More about the new offerings:
Bicycling
You may claim a $20-per-month reimbursement, up to $240 a year, for expenses you incur in qualifying months while cycling to and from work. To qualify in a given month, you must not have a BU-subsidized MBTA pass or a BU-supplied parking permit (unless it’s a red pay-on-entry pass), and you must commute to and from BU more than 50 percent of the month.
Reimbursable expenses include buying a new or used bicycle for your commute; certain bike repairs and maintenance, such as parts, locks, cargo racks, and tune-ups; safety equipment like lights, helmets, and reflectors; and bike storage fees. Not reimbursable are clothing, bike shoes, and bike-sharing membership in programs like Hubway.
Find more information and sign up here.
Transit Station Parking Benefit
Beginning January 1, 2018, employees who get their MBTA pass though the University may set aside pretax dollars from their paycheck to cover up to $260 a month in parking costs at MBTA transit stations.
The parking must be work-related. To enroll in the benefit, sign in after January 1 to your BUworks account, go to the Employee Self-Service tab and its Campus Services section, and click “Apply/Manage MBTA Pass and MBTA Parking Benefits.” You will have to provide your monthly parking cost (up to $260).
Employees who are paid weekly will pay a prorated, weekly amount for the first four weeks of each month. All employees can change the amount they contribute at any time. The money you choose to have withheld, before taxes, from your salary will be credited to your named account to pay for parking. If there’s money left in the account at the end of the year, it will roll over into the next year, so you won’t lose it if you don’t use it.

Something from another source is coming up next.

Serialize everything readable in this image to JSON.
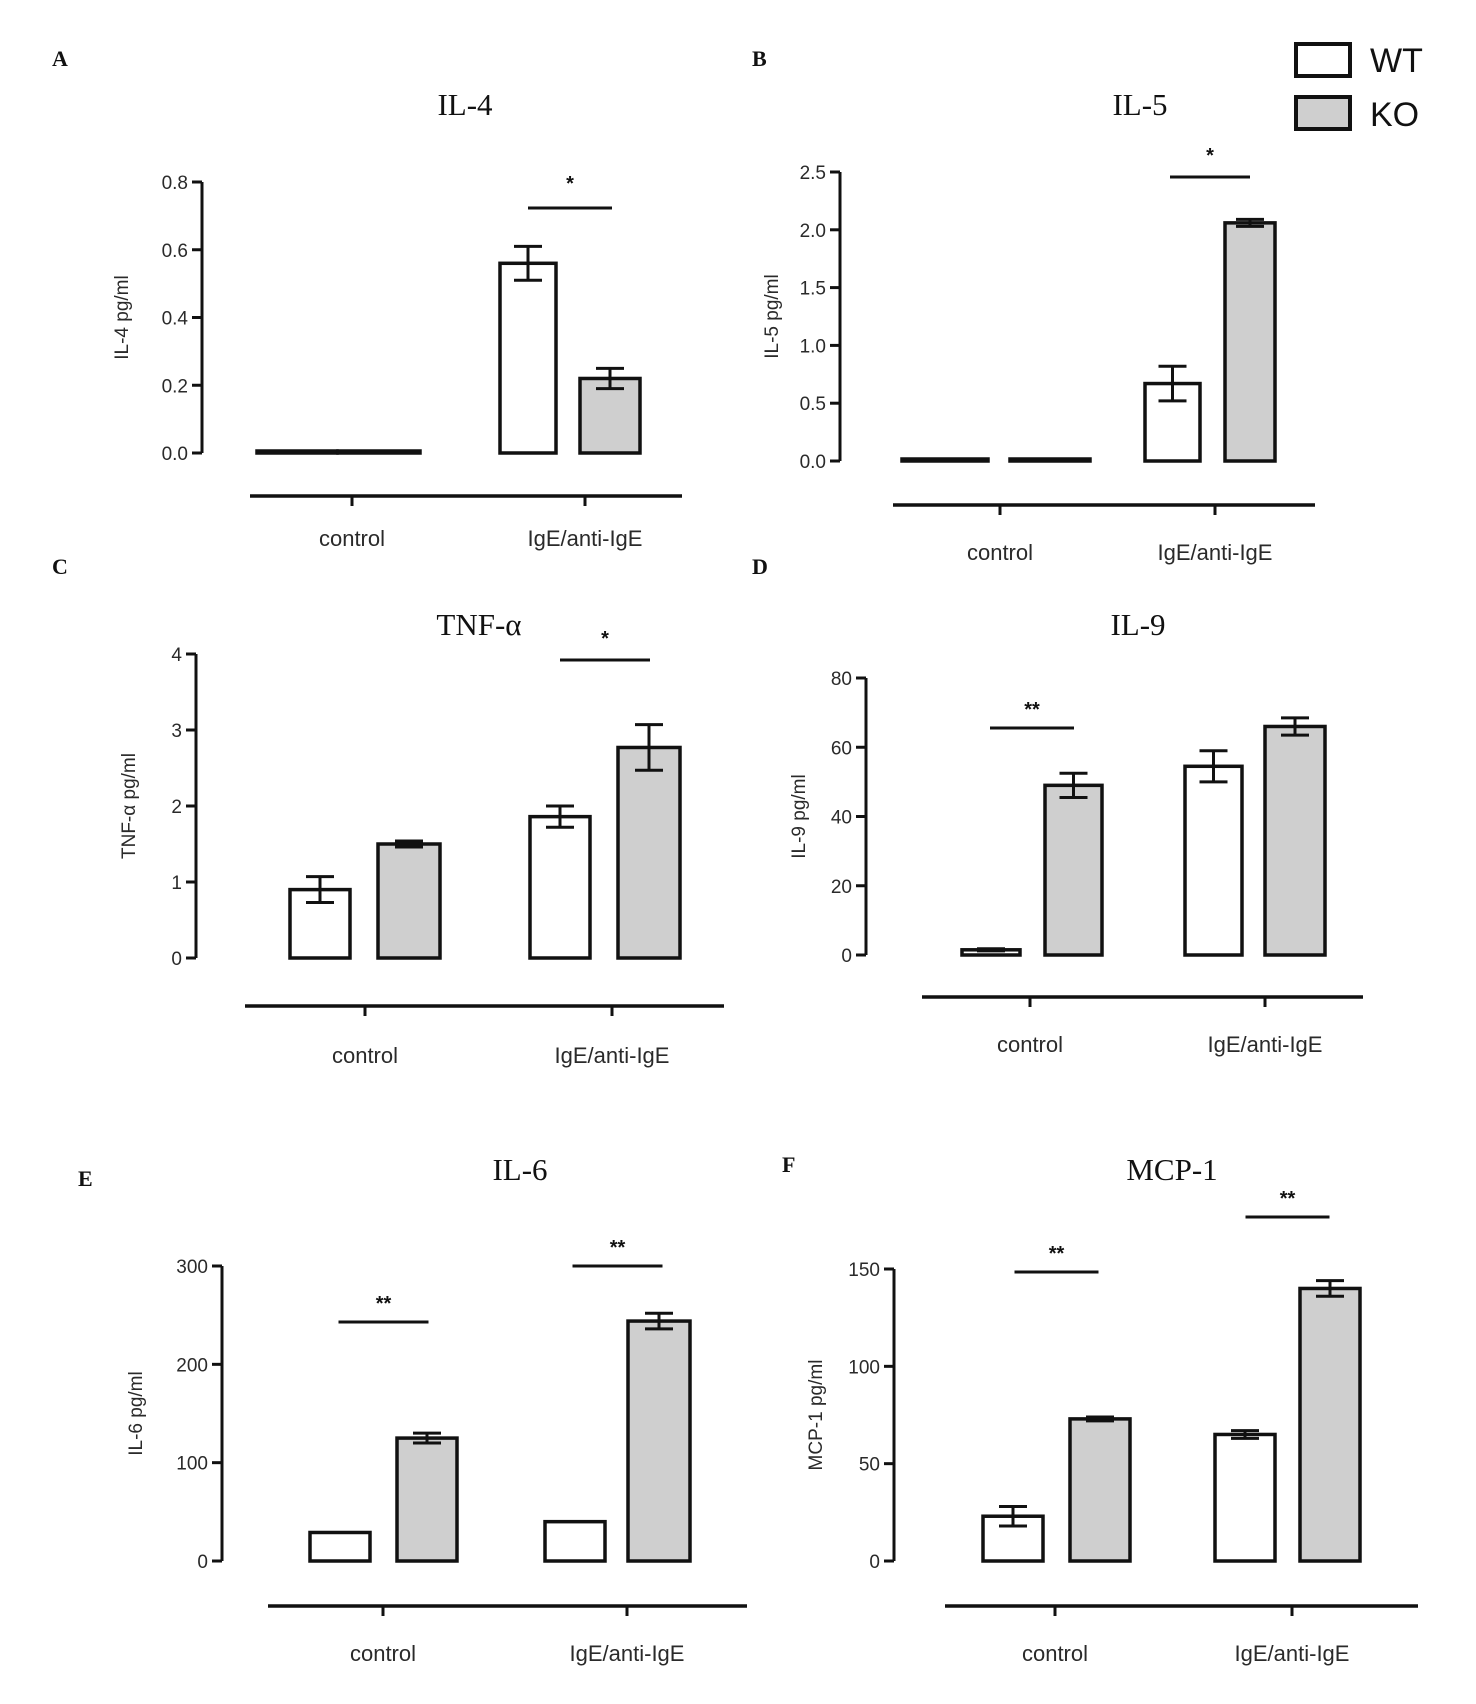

P&A Group, which runs the program, as well as the University’s Flexible Spending Account (FSA) program, will provide you with a debit card for paying at transit stations—unless you have an FSA card, in which case you will use that. Employees may register for the parking benefit through the P&A site.
The University is also continuing its year-old Guaranteed Ride Home program, which allows employees who do not drive alone to work and need emergency transport from campus as many as six free Uber or Lyft rides per year, including gas, tolls, and gratuities. There are no distance limits under this benefit.
Users may apply the benefit during personal and family illnesses and emergencies, unplanned overtime work, and—for cyclists—if their bike is damaged en route to work and there is no public transit available within 30 minutes. The benefit may not be used during weather and MBTA delays, commuting to work, commuting delays due to construction work, building evacuations, and scheduled events and overtime outside normal business hours.
Each of BU’s two campuses arranges the benefit through a transportation management agency: here for Charles River Campus employees; here for Medical Campus employees.